Il progetto commemorativo, che mira anche all’istituzione di una Giornata del ricordo delle vittime del colonialismo italiano, vuole estendere questa consapevolezza oltre i confini dell’isola. «La scuola può essere un baluardo», dice Pagano, «ma serve una diffusione capillare. Sarebbe bello che iniziative come questa si facessero in tante altre scuole d’Italia».

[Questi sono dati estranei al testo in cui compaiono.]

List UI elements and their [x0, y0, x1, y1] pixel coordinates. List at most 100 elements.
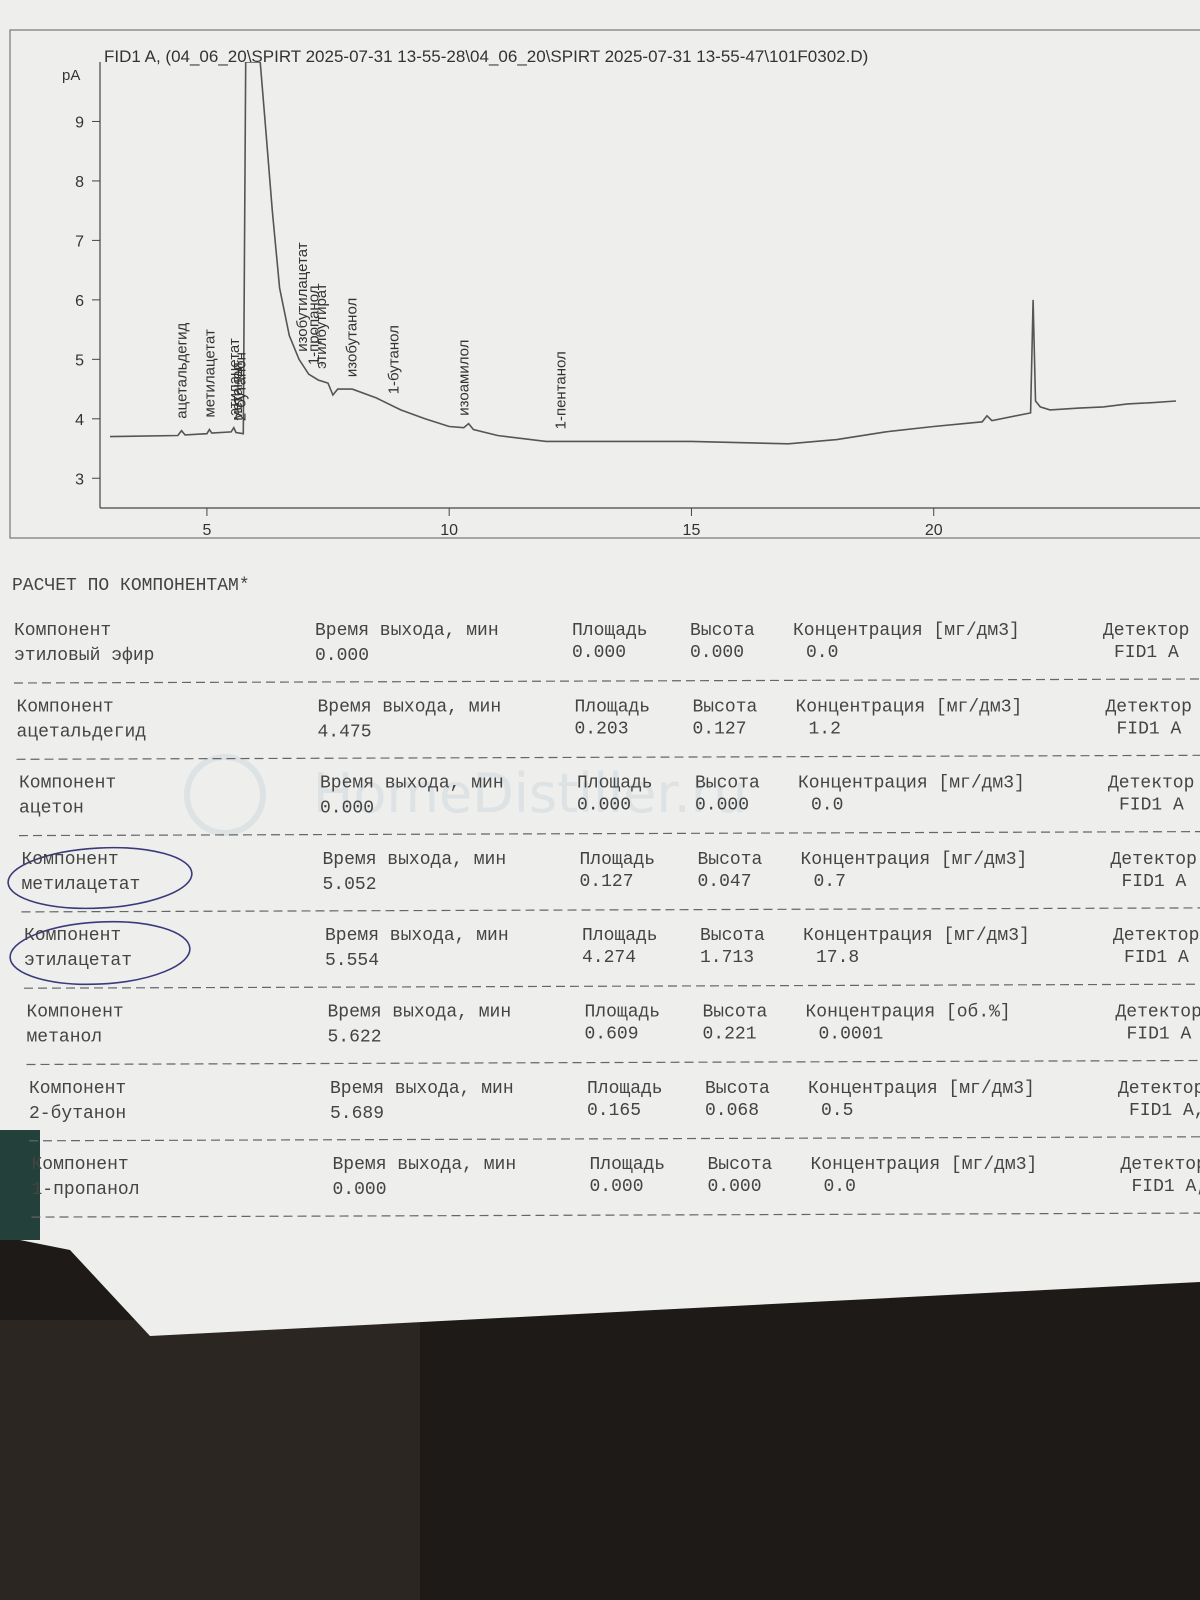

Tra i promotori della memoria civile di Ustica spicca la figura di Vito Ailara, fondatore del Centro Studi, che da anni documenta la storia dei deportati libici e dei dissidenti politici italiani. «Quando Gramsci arrivò a Ustica nel dicembre del 1926 – racconta – c’erano già alcuni oppositori politici mandati al confino, ma fu proprio con lui e con Bordiga che nacque la prima scuola pensata e costruita dai confinati. In un’isola senza acqua corrente, né luce, né collegamenti stabili, questi uomini organizzarono corsi, mense autogestite, conferenze, una biblioteca. Tutti insegnavano e tutti imparavano. Era una scuola di resistenza culturale».
Alle lezioni di Gramsci prendevano parte operai, contadini, intellettuali. Alcuni, come Giuseppe De Vito, semi-analfabeti, divennero poi sindaci nei loro paesi. «Il fascismo pensava di isolare gli oppositori – dice Ailara – ma li mise in condizione di formarsi, di stringere legami, di preparare la democrazia futura. La nostra isola - dice con orgoglio - ha custodito quel seme. Così, oggi, nel ricordo dei deportati libici, lo restituiamo alla collettività».
Per ora, le parole delle studenti, come quelle delle insegnanti, hanno saputo rompere il silenzio. «Le parole sono pietre», risuona nella piazza, citando Carlo Levi, confinato politico anch’egli. «Pietre che possono essere scagliate, ma anche usate per costruire».
Su quell’isola, il 17 maggio, è stato piantato un ulivo. Gli studenti lo hanno battezzato “Anonimo”, come le tante vittime sepolte in quel cimitero senza un nome, senza una storia riconosciuta. Un gesto semplice, ma carico di memoria. Accanto a lui, è stata posta una targa che ricorda alcuni versi di Silvio Campanile, confinato politico ucciso poi alle Fosse Ardeatine, che nel 1927 scrisse “Arabia Felix”, una poesia che resta uno dei documenti più intensi della solidarietà tra deportati libici e antifascisti italiani, entrambi costretti a vivere sull’isola. Accanto a quelli di Campanile, sono stati scelti anche i versi del poeta libico Fadil al Shalmani, internato a Favignana, che raccontano dall’interno l’esperienza del confino coloniale. Due lingue, due storie, due voci che oggi tornano a parlarsi in uno spazio pubblico, restituendo forma e dignità a una memoria condivisa.